André Chassaigne : Le rejet de la parole politique, qui se double d’un manque de confiance dans la parole scientifique, est un phénomène ancien. Cela vient du fait que la politique a perdu de son éthique. Trop souvent la politique est faite de promesses, notamment pendant les campagnes électorales, de petites phrases et de choix à court terme. Elle ignore les fondamentaux qui consistent à répondre aux besoins des gens. La parole politique ne se concrétise plus par des actes qui prennent en compte les réalités du quotidien. C’est ce qui s’est manifesté, en particulier avec le mouvement des Gilets jaunes, qui est l’expression d’une souffrance du quotidien, et qui témoigne aussi d’une blessure, car une partie de la population se sent méprisée et rejetée.
AC : Parce que la gauche a oublié ses fondamentaux. Entre 2012 et 2017, avec la loi El Komry et aussi la loi Macron, François Hollande a conduit une politique à contresens de celle qu’il avait annoncée. Et ça, cela laisse des traces. C’est rédhibitoire. Alors qu’il avait dit qu’il lutterait contre la finance, il a mené une politique qui ne se différencie guère de celle qu’auraient pu conduire des libéraux s’ils avaient été aux manettes.
L’union de la gauche est-elle possible à nouveau ?

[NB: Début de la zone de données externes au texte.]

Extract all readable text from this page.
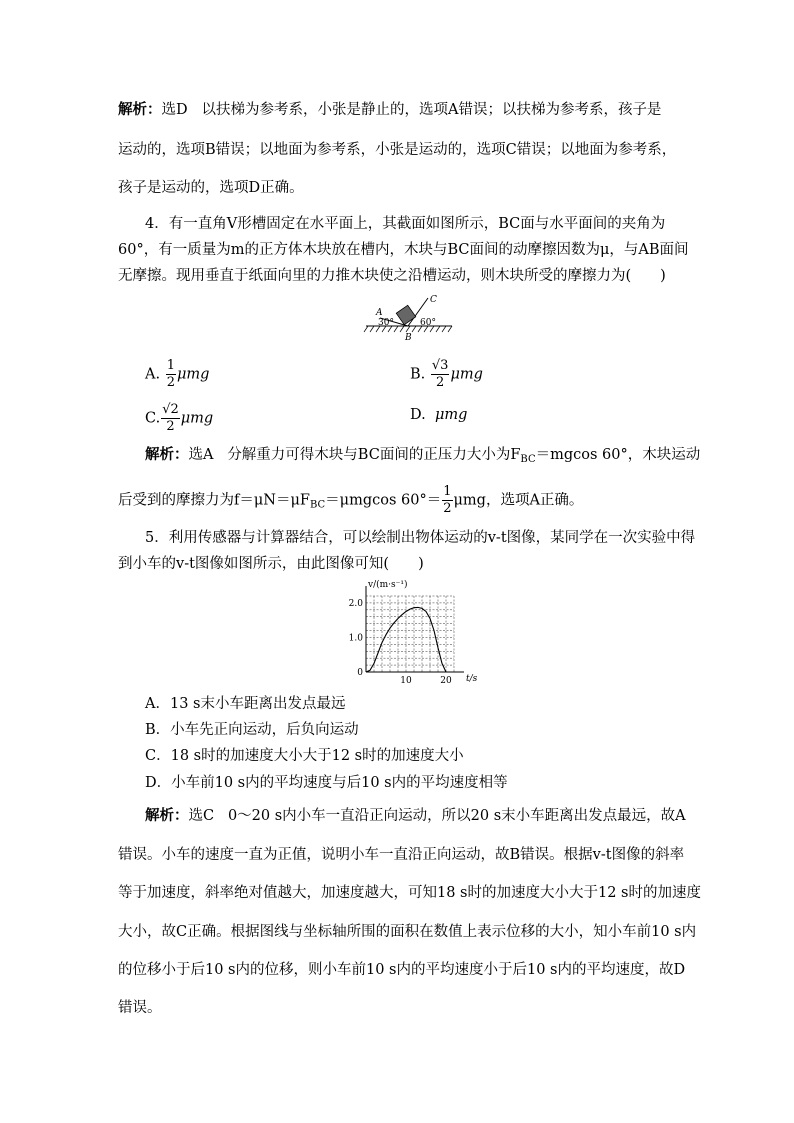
解析：选D 以扶梯为参考系，小张是静止的，选项A错误；以扶梯为参考系，孩子是
运动的，选项B错误；以地面为参考系，小张是运动的，选项C错误；以地面为参考系，
孩子是运动的，选项D正确。
4．有一直角V形槽固定在水平面上，其截面如图所示，BC面与水平面间的夹角为
60°，有一质量为m的正方体木块放在槽内，木块与BC面间的动摩擦因数为μ，与AB面间
无摩擦。现用垂直于纸面向里的力推木块使之沿槽运动，则木块所受的摩擦力为(　　)
A
C
B
30°	60°
A. $\frac{1}{2}$ μmg	B. $\frac{√3}{2}$ μmg
C. $\frac{√2}{2}$ μmg	D. μmg
解析：选A 分解重力可得木块与BC面间的正压力大小为$F_{BC}=mgcos$ 60°，木块运动
后受到的摩擦力为$f=\mu N=\mu F_{BC}=\mu mgcos$ $60^\circ= \frac{1}{2}$ μmg，选项A正确。
5．利用传感器与计算器结合，可以绘制出物体运动的v-t图像，某同学在一次实验中得
到小车的v-t图像如图所示，由此图像可知(　　)
v/(m·s⁻¹)
t/s
2.0
1.0
0
10	20
A．13 s末小车距离出发点最远
B．小车先正向运动，后负向运动
C．18 s时的加速度大小大于12 s时的加速度大小
D．小车前10 s内的平均速度与后10 s内的平均速度相等
解析：选C 0～20 s内小车一直沿正向运动，所以20 s末小车距离出发点最远，故A
错误。小车的速度一直为正值，说明小车一直沿正向运动，故B错误。根据v-t图像的斜率
等于加速度，斜率绝对值越大，加速度越大，可知18 s时的加速度大小大于12 s时的加速度
大小，故C正确。根据图线与坐标轴所围的面积在数值上表示位移的大小，知小车前10 s内
的位移小于后10 s内的位移，则小车前10 s内的平均速度小于后10 s内的平均速度，故D
错误。
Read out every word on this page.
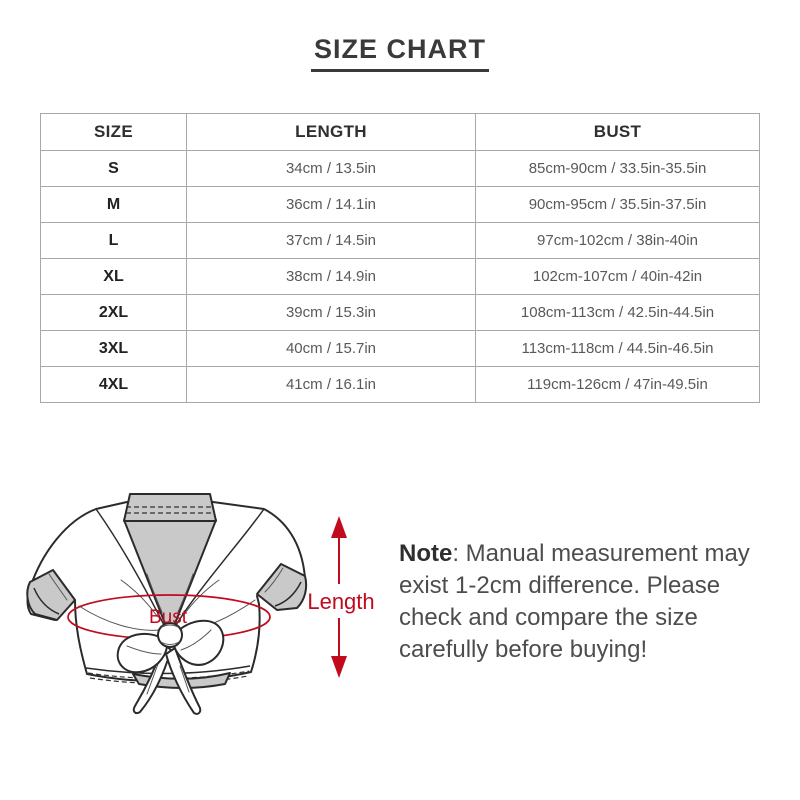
SIZE CHART
SIZE	LENGTH	BUST
S	34cm / 13.5in	85cm-90cm / 33.5in-35.5in
M	36cm / 14.1in	90cm-95cm / 35.5in-37.5in
L	37cm / 14.5in	97cm-102cm / 38in-40in
XL	38cm / 14.9in	102cm-107cm / 40in-42in
2XL	39cm / 15.3in	108cm-113cm / 42.5in-44.5in
3XL	40cm / 15.7in	113cm-118cm / 44.5in-46.5in
4XL	41cm / 16.1in	119cm-126cm / 47in-49.5in
Bust
Length
Note: Manual measurement may
exist 1-2cm difference. Please
check and compare the size
carefully before buying!
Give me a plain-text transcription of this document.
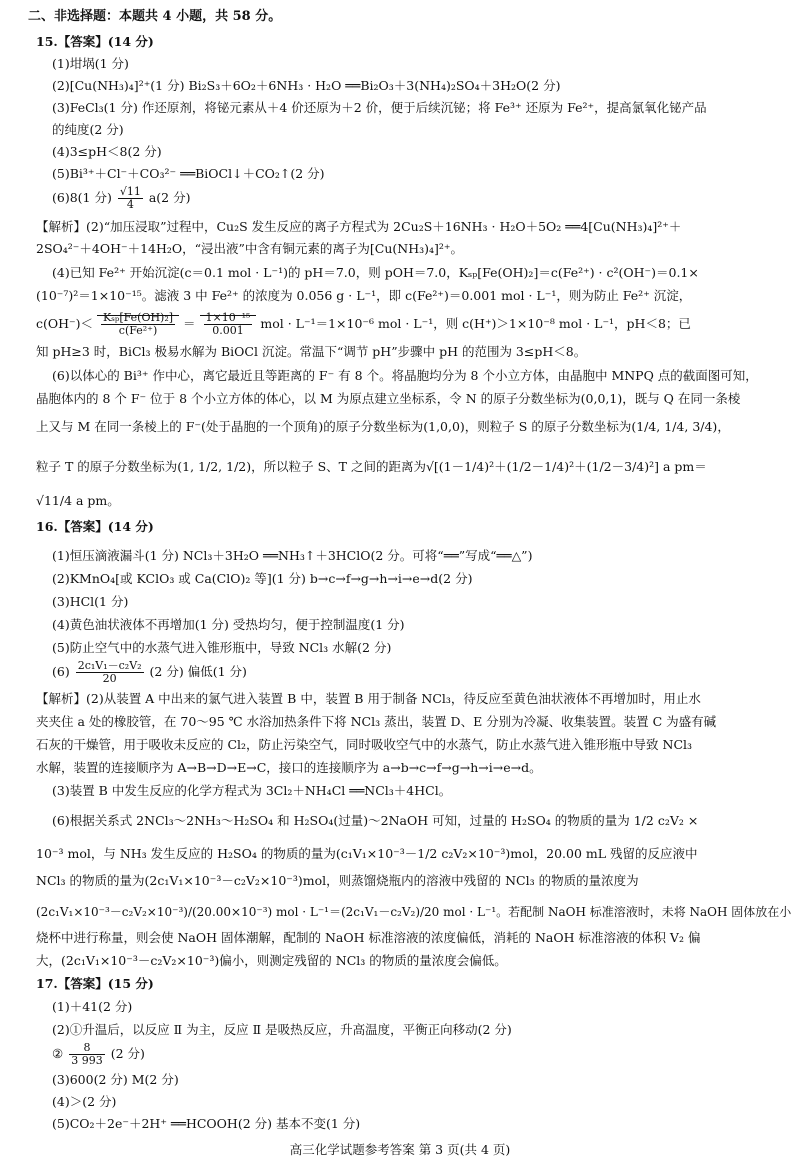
二、非选择题：本题共 4 小题，共 58 分。
15.【答案】(14 分)
(1)坩埚(1 分)
(2)[Cu(NH₃)₄]²⁺(1 分) Bi₂S₃＋6O₂＋6NH₃ · H₂O ══Bi₂O₃＋3(NH₄)₂SO₄＋3H₂O(2 分)
(3)FeCl₃(1 分) 作还原剂，将铋元素从＋4 价还原为＋2 价，便于后续沉铋；将 Fe³⁺ 还原为 Fe²⁺，提高氯氧化铋产品
的纯度(2 分)
(4)3≤pH＜8(2 分)
(5)Bi³⁺＋Cl⁻＋CO₃²⁻ ══BiOCl↓＋CO₂↑(2 分)
(6)8(1 分) $\frac{√11}{4} a(2$ 分)
【解析】(2)“加压浸取”过程中，Cu₂S 发生反应的离子方程式为 2Cu₂S＋16NH₃ · H₂O＋5O₂ ══4[Cu(NH₃)₄]²⁺＋
2SO₄²⁻＋4OH⁻＋14H₂O，“浸出液”中含有铜元素的离子为[Cu(NH₃)₄]²⁺。
(4)已知 Fe²⁺ 开始沉淀(c＝0.1 mol · L⁻¹)的 pH＝7.0，则 pOH＝7.0，Kₛₚ[Fe(OH)₂]＝c(Fe²⁺) · c²(OH⁻)＝0.1×
(10⁻⁷)²＝1×10⁻¹⁵。滤液 3 中 Fe²⁺ 的浓度为 0.056 g · L⁻¹，即 c(Fe²⁺)＝0.001 mol · L⁻¹，则为防止 Fe²⁺ 沉淀，
$c(OH^-)< \frac{\text{Kₛₚ[Fe(OH)₂]}}{\text{c(Fe²⁺)}} = \frac{\text{1×10⁻¹⁵}}{0.001}$ mol · L⁻¹＝1×10⁻⁶ mol · L⁻¹，则 c(H⁺)＞1×10⁻⁸ mol · L⁻¹，pH＜8；已
知 pH≥3 时，BiCl₃ 极易水解为 BiOCl 沉淀。常温下“调节 pH”步骤中 pH 的范围为 3≤pH＜8。
(6)以体心的 Bi³⁺ 作中心，离它最近且等距离的 F⁻ 有 8 个。将晶胞均分为 8 个小立方体，由晶胞中 MNPQ 点的截面图可知，
晶胞体内的 8 个 F⁻ 位于 8 个小立方体的体心，以 M 为原点建立坐标系，令 N 的原子分数坐标为(0,0,1)，既与 Q 在同一条棱
上又与 M 在同一条棱上的 F⁻(处于晶胞的一个顶角)的原子分数坐标为(1,0,0)，则粒子 S 的原子分数坐标为(1/4, 1/4, 3/4)，
粒子 T 的原子分数坐标为(1, 1/2, 1/2)，所以粒子 S、T 之间的距离为√[(1－1/4)²＋(1/2－1/4)²＋(1/2－3/4)²] a pm＝
√11/4 a pm。
16.【答案】(14 分)
(1)恒压滴液漏斗(1 分) NCl₃＋3H₂O ══NH₃↑＋3HClO(2 分。可将“══”写成“══△”)
(2)KMnO₄[或 KClO₃ 或 Ca(ClO)₂ 等](1 分) b→c→f→g→h→i→e→d(2 分)
(3)HCl(1 分)
(4)黄色油状液体不再增加(1 分) 受热均匀，便于控制温度(1 分)
(5)防止空气中的水蒸气进入锥形瓶中，导致 NCl₃ 水解(2 分)
$(6) \frac{\text{2c₁V₁－c₂V₂}}{20} (2$ 分) 偏低(1 分)
【解析】(2)从装置 A 中出来的氯气进入装置 B 中，装置 B 用于制备 NCl₃，待反应至黄色油状液体不再增加时，用止水
夹夹住 a 处的橡胶管，在 70～95 ℃ 水浴加热条件下将 NCl₃ 蒸出，装置 D、E 分别为冷凝、收集装置。装置 C 为盛有碱
石灰的干燥管，用于吸收未反应的 Cl₂，防止污染空气，同时吸收空气中的水蒸气，防止水蒸气进入锥形瓶中导致 NCl₃
水解，装置的连接顺序为 A→B→D→E→C，接口的连接顺序为 a→b→c→f→g→h→i→e→d。
(3)装置 B 中发生反应的化学方程式为 3Cl₂＋NH₄Cl ══NCl₃＋4HCl。
(6)根据关系式 2NCl₃～2NH₃～H₂SO₄ 和 H₂SO₄(过量)～2NaOH 可知，过量的 H₂SO₄ 的物质的量为 1/2 c₂V₂ ×
10⁻³ mol，与 NH₃ 发生反应的 H₂SO₄ 的物质的量为(c₁V₁×10⁻³－1/2 c₂V₂×10⁻³)mol，20.00 mL 残留的反应液中
NCl₃ 的物质的量为(2c₁V₁×10⁻³－c₂V₂×10⁻³)mol，则蒸馏烧瓶内的溶液中残留的 NCl₃ 的物质的量浓度为
(2c₁V₁×10⁻³－c₂V₂×10⁻³)/(20.00×10⁻³) mol · L⁻¹＝(2c₁V₁－c₂V₂)/20 mol · L⁻¹。若配制 NaOH 标准溶液时，未将 NaOH 固体放在小
烧杯中进行称量，则会使 NaOH 固体潮解，配制的 NaOH 标准溶液的浓度偏低，消耗的 NaOH 标准溶液的体积 V₂ 偏
大，(2c₁V₁×10⁻³－c₂V₂×10⁻³)偏小，则测定残留的 NCl₃ 的物质的量浓度会偏低。
17.【答案】(15 分)
(1)＋41(2 分)
(2)①升温后，以反应 Ⅱ 为主，反应 Ⅱ 是吸热反应，升高温度，平衡正向移动(2 分)
② $\frac{8}{3 993} (2$ 分)
(3)600(2 分) M(2 分)
(4)＞(2 分)
(5)CO₂＋2e⁻＋2H⁺ ══HCOOH(2 分) 基本不变(1 分)
高三化学试题参考答案 第 3 页(共 4 页)
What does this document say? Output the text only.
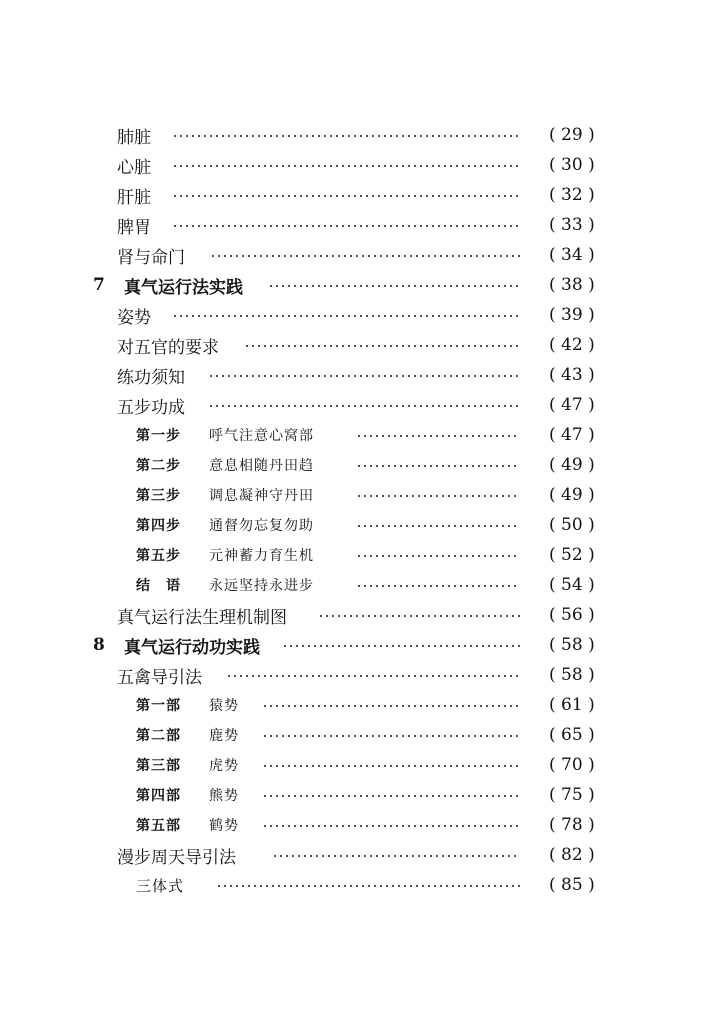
肺脏	( 29 )
心脏	( 30 )
肝脏	( 32 )
脾胃	( 33 )
肾与命门	( 34 )
7 真气运行法实践	( 38 )
姿势	( 39 )
对五官的要求	( 42 )
练功须知	( 43 )
五步功成	( 47 )
第一步 呼气注意心窝部	( 47 )
第二步 意息相随丹田趋	( 49 )
第三步 调息凝神守丹田	( 49 )
第四步 通督勿忘复勿助	( 50 )
第五步 元神蓄力育生机	( 52 )
结　语 永远坚持永进步	( 54 )
真气运行法生理机制图	( 56 )
8 真气运行动功实践	( 58 )
五禽导引法	( 58 )
第一部 猿势	( 61 )
第二部 鹿势	( 65 )
第三部 虎势	( 70 )
第四部 熊势	( 75 )
第五部 鹤势	( 78 )
漫步周天导引法	( 82 )
三体式	( 85 )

AC : Je vais séparer deux choses pour ne pas tomber dans le piège de la question. Il y a d’abord la présidentielle, et ensuite les législatives. Il faut comprendre que le système de la Ve République avec son élection présidentielle suivie des élections législatives entraîne une personnalisation du pouvoir forte. Résultat, le parti qui ne participe pas à la course présidentielle disparaît du paysage politique. L’élection présidentielle, c’est une trappe à petits partis, c’est aussi une trappe à idées qui ne peuvent pas être défendues sous le prétexte de vote utile.
Il était donc impensable, cette fois-ci, de ne pas avoir de candidat communiste comme en 2012 et 2017… Vous regrettez ces choix ?
AC : En 2012, j’étais favorable au Front de gauche et à la candidature unique de Jean-Luc Mélenchon. Je me suis présenté contre lui car je ne voulais pas d’un candidat autoproclamé. Mais on était dans une dynamique et je l’ai soutenu. En 2017, je me suis battu au sein du Parti communiste pour qu’il y ait un candidat communiste. Le vote interne a choisi de soutenir une fois encore Jean-Luc Mélenchon. Ce soutien s’est fait sans programme commun. Résultat : aux élections législatives, l’une des priorités de La France insoumise a été de plumer la volaille communiste.
Leur objectif était qu’il y ait le moins de députés communistes possible. Voilà pourquoi je considère qu’en 2017, c’était une erreur de ne pas avoir de candidat qui porte nos orientations politiques, qui sont différentes de celles des socialistes et des Insoumis. L’élection présidentielle est un canal pour développer nos idées, essayer de mettre des graines dans les consciences afin de permettre une transformation de la société.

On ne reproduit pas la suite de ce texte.